O dirigente admitiu a existência de problemas, que classificou como pontuais. Segundo ele, parte significativa das queixas está relacionada à aceleração do ritmo de crescimento do segmento, que exigiu das distribuidoras o desenvolvimento de sistemas e a capacitação de equipes para atender a demanda. “São problemas transitórios, está sob controle. À medida que as soluções e sistemas de automatização vão sendo implementados, reduzem-se os gargalos”, comentou.
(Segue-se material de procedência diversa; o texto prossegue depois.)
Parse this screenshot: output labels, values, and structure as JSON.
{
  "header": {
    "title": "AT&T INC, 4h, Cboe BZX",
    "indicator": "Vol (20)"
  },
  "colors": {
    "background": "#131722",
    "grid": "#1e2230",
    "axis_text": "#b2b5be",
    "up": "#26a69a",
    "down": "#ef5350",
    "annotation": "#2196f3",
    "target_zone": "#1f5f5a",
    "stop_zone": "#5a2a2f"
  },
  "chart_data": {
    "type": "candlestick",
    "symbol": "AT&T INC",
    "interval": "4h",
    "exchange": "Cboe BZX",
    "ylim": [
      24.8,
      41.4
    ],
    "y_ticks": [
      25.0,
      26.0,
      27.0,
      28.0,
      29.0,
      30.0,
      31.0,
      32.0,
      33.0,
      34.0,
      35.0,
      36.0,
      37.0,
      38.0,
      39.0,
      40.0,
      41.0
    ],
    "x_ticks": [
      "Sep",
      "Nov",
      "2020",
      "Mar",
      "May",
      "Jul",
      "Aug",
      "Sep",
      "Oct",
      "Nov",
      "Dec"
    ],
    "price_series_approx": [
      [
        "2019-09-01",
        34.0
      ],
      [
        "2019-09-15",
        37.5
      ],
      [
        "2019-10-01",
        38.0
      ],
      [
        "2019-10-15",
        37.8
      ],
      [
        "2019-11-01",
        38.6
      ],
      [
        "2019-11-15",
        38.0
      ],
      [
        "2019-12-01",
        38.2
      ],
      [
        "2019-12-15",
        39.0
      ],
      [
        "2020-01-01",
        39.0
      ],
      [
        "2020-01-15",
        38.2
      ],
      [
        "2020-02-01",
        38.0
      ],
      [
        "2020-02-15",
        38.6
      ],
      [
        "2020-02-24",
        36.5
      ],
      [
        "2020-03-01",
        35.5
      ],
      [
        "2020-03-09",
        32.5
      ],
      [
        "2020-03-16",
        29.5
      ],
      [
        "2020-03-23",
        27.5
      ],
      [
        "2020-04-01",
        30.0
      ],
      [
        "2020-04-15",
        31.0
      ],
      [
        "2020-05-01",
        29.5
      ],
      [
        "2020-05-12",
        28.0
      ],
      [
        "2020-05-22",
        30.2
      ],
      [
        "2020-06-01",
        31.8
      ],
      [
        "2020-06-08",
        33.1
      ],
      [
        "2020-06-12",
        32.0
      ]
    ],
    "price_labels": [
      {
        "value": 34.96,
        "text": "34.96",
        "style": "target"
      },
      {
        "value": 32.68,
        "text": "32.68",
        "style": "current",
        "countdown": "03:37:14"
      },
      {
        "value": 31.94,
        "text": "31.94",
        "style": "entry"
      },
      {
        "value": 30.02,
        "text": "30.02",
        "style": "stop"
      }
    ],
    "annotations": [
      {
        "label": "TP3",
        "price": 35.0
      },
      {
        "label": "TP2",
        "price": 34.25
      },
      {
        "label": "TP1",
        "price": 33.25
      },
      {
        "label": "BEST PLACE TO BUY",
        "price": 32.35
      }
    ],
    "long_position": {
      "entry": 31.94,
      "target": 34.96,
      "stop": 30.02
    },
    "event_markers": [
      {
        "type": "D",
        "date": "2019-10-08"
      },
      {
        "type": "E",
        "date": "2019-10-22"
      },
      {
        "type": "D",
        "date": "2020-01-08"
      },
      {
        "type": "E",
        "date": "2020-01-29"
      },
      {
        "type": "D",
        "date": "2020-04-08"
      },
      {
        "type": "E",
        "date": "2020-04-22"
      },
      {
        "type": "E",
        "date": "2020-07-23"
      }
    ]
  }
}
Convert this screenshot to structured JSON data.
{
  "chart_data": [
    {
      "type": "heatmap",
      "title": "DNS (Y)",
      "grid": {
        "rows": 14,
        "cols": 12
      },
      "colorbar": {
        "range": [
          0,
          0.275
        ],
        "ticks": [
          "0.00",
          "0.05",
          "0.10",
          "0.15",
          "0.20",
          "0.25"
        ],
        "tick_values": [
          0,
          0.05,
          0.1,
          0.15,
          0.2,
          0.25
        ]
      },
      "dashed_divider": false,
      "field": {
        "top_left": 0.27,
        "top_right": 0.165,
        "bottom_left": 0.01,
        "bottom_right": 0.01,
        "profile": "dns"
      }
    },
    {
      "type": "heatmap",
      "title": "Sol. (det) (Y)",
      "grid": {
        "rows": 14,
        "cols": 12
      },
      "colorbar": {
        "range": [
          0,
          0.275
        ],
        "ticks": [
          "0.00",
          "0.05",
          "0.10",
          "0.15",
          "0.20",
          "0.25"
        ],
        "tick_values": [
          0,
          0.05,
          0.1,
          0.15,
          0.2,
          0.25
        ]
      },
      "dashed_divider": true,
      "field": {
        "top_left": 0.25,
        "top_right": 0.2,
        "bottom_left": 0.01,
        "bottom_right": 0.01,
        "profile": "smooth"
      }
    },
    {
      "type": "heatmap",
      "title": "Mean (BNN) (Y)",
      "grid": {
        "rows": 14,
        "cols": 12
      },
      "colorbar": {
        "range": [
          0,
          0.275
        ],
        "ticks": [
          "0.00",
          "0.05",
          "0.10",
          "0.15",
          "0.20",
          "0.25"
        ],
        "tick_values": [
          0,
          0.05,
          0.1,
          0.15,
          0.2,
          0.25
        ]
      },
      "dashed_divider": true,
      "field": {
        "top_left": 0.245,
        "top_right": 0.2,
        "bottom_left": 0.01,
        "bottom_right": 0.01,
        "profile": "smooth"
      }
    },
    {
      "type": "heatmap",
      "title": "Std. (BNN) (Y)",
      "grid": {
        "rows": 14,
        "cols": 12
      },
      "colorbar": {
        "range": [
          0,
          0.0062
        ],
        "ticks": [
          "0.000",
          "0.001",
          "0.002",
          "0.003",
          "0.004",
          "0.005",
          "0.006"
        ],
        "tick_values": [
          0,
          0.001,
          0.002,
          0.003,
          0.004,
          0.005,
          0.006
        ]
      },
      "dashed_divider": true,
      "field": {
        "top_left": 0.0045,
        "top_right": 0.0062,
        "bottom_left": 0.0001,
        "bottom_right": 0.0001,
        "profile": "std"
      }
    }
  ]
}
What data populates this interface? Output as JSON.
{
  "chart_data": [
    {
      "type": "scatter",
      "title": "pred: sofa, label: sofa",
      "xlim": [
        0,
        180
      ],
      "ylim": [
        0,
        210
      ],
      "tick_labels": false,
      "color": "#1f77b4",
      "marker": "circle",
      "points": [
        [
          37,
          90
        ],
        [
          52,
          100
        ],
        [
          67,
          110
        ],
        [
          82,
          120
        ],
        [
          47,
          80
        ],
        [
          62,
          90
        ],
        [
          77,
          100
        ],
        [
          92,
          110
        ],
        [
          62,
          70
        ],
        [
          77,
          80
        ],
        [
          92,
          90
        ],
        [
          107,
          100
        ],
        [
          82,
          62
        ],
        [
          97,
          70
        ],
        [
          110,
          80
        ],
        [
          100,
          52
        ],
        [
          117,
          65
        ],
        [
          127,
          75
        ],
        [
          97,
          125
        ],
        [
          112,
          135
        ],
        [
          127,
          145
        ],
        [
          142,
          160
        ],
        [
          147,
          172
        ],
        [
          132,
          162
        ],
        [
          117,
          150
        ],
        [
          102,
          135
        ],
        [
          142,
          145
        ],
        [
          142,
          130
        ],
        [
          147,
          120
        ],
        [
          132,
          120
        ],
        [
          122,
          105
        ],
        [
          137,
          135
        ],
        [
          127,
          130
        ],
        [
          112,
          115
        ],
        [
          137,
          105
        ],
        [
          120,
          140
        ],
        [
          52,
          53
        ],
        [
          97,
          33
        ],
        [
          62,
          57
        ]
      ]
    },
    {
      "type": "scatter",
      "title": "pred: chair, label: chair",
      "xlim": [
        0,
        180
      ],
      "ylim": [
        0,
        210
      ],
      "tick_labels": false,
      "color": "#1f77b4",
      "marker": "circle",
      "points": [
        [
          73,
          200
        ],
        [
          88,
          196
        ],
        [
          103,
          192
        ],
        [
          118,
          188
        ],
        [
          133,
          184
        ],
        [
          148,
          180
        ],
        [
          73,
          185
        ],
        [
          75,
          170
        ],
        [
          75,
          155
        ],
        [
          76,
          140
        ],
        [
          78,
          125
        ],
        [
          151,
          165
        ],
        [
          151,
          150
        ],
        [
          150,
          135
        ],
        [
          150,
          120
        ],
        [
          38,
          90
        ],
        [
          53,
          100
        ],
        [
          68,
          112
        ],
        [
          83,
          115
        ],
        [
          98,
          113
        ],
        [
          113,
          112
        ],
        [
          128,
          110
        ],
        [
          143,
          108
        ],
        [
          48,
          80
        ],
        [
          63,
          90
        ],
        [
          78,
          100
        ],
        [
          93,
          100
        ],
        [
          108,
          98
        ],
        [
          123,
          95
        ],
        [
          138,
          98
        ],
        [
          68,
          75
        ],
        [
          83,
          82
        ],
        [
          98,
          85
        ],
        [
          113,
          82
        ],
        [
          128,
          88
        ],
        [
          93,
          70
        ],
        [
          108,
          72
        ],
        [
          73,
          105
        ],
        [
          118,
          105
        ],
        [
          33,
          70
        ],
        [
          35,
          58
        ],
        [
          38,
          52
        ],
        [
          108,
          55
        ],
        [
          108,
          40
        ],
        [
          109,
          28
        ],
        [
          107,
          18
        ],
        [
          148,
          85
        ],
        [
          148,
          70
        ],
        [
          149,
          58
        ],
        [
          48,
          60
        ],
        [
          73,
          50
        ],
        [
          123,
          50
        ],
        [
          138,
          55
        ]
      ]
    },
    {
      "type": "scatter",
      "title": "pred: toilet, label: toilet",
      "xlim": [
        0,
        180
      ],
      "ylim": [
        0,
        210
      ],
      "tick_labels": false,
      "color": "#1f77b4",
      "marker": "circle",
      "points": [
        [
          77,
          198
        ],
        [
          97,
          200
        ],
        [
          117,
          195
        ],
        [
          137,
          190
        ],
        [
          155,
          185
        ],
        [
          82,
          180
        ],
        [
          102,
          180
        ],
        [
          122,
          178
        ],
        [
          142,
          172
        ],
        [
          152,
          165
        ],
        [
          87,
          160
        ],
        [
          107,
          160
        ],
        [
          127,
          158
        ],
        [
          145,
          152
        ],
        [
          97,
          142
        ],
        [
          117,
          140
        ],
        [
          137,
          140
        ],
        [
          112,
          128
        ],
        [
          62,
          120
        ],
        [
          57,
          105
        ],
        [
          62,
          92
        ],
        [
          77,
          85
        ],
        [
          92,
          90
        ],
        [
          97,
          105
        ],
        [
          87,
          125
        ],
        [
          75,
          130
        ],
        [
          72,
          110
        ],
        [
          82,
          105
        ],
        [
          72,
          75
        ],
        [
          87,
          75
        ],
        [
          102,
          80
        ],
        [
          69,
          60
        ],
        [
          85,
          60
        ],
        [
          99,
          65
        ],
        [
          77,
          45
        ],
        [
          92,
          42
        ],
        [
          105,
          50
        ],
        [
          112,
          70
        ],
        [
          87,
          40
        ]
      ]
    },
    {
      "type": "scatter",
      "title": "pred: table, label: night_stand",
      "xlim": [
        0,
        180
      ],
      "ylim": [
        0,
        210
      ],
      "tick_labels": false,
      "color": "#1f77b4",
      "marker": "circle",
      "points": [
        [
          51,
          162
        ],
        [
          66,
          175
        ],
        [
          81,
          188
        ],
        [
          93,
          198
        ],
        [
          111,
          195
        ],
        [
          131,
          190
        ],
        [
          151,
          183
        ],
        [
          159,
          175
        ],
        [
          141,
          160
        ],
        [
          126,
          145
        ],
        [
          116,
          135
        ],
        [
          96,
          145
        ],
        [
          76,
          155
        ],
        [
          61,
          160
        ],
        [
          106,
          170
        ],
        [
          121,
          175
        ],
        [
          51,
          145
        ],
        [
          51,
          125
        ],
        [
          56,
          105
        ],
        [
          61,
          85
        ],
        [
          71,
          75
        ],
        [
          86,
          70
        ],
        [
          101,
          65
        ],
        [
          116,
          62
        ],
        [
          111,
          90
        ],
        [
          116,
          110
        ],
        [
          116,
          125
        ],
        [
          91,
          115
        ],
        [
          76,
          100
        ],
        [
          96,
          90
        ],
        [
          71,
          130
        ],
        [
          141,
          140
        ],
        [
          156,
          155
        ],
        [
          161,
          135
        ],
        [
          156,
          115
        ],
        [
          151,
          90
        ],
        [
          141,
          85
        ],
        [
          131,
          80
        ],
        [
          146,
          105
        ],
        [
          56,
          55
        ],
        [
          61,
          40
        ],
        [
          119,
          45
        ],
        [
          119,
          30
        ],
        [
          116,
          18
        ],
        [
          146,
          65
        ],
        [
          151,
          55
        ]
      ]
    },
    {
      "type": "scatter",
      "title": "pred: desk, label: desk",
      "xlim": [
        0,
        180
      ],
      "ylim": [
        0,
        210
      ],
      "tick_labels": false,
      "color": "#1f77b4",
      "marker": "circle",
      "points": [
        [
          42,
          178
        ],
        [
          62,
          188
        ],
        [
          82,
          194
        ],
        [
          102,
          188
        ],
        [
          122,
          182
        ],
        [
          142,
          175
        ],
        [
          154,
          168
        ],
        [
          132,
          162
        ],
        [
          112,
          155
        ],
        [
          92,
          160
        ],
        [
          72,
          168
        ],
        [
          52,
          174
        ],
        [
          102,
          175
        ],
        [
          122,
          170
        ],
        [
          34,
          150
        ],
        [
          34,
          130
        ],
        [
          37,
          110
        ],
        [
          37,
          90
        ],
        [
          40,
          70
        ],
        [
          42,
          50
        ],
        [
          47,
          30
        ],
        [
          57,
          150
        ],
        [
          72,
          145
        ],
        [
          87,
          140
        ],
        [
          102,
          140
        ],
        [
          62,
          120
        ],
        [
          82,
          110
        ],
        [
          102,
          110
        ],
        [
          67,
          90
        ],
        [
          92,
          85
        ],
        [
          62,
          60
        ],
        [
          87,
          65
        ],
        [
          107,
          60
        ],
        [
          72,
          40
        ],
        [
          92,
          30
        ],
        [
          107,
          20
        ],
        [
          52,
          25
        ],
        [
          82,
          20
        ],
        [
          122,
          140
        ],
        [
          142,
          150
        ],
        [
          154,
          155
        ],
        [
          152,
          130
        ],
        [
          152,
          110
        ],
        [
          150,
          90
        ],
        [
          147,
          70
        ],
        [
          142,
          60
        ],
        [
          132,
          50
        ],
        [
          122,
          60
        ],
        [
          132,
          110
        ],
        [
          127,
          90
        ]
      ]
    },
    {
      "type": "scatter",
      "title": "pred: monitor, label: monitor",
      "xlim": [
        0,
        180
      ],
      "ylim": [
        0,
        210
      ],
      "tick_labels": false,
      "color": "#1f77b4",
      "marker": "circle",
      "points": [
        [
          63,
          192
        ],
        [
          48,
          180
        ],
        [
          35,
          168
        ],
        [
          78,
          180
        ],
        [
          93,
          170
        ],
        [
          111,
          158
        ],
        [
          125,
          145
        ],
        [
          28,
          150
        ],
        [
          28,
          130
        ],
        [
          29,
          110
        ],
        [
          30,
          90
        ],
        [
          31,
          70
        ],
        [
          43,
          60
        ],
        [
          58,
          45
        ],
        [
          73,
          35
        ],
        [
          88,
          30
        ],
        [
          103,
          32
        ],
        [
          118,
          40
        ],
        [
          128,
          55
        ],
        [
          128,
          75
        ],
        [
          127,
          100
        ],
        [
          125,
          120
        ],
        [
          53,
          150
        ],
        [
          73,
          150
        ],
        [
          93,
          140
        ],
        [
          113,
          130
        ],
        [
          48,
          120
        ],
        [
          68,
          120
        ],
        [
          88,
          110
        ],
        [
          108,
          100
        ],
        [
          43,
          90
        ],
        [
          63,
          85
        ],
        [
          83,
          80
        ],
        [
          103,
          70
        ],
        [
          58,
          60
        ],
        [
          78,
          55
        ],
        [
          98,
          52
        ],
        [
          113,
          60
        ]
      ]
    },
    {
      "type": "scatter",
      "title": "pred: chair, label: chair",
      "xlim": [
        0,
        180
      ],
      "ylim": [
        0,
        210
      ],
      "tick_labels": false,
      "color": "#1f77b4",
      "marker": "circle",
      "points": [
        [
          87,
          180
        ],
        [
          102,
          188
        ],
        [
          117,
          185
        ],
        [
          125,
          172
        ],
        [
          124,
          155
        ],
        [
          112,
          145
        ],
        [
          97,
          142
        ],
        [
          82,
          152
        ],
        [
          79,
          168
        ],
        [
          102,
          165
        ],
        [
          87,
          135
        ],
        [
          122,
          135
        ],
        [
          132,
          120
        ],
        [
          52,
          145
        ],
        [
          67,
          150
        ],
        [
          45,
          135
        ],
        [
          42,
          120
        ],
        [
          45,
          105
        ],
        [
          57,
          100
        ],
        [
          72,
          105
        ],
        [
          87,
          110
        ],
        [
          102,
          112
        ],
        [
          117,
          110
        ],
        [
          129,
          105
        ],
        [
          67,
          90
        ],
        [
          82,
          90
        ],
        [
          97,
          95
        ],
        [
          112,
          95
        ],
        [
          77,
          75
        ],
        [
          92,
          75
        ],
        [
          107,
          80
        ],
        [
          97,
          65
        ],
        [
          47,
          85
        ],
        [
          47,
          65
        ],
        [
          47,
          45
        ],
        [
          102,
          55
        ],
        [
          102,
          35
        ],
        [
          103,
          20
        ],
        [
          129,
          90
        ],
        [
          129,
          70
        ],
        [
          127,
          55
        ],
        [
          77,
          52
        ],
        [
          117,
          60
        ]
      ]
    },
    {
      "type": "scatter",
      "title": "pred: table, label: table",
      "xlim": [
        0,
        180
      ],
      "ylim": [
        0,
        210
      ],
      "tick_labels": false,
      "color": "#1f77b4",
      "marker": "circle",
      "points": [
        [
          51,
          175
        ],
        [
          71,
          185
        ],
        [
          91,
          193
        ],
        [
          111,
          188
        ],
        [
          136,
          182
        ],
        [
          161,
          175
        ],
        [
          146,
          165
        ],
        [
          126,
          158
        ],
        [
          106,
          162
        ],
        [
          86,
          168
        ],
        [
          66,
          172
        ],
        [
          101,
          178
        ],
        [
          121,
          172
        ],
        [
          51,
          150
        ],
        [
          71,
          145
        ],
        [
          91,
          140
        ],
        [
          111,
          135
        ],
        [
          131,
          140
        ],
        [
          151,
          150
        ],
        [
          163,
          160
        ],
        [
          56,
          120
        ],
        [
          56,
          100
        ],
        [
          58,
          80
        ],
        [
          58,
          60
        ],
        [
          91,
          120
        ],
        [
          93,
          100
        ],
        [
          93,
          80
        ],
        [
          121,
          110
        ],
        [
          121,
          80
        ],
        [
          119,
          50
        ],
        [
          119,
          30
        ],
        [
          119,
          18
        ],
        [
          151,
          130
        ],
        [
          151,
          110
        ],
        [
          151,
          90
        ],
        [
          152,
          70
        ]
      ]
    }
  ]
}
Ele destacou, no entanto, que alguns problemas relacionados à demora nos processos também estão do lado do demandante, especialmente por conta de falhas na apresentação da requisição.
Segundo Delgado, os problemas mais graves estariam em pedidos de conexão de miniusinas de carga perto do limite estabelecido a serem instaladas em áreas de perfil de carga mais baixo, o que demandaria obras de reforço em redes além das que foram planejadas inicialmente pelas distribuidoras.
Revisão das normas
As reclamações sobre o atendimento das distribuidoras são apenas uma faceta de um debate acalorado sobre a geração distribuída que se observa no setor elétrico. A Aneel abriu no ano passado uma consulta pública sobre uma revisão da Resolução 482, que trata da GD. Espera-se para outubro a abertura de uma audiência pública com uma minuta contendo as mudanças a serem efetivamente propostas, o que pode mexer com a rentabilidade dos projetos.
Hoje, quem utiliza sistemas de geração distribuída tem como benefício um desconto no uso da rede, que é paga por consumidores de todo Sistema Elétrico Nacional. A ideia é que seja estabelecida uma cobrança relacionada ao uso da rede pelo consumidor, dado o crescimento do número de sistemas instalados, sua viabilidade econômica crescente por conta do barateamento da tecnologia e do aumento da competição, e impacto para os demais consumidores.
Em meio a toda a discussão, defensores da geração distribuída chegaram a lançar uma campanha nas mídias sociais com a hashtag “#taxaroSolnao”, tentando combater os argumentos da Aneel, da Abradee e da Empresa de Pesquisa Energética (EPE), órgão governamental responsável pelo planejamento do setor elétrico. Estas entidades foram a público denunciar que a campanha “faz uso de fake news”.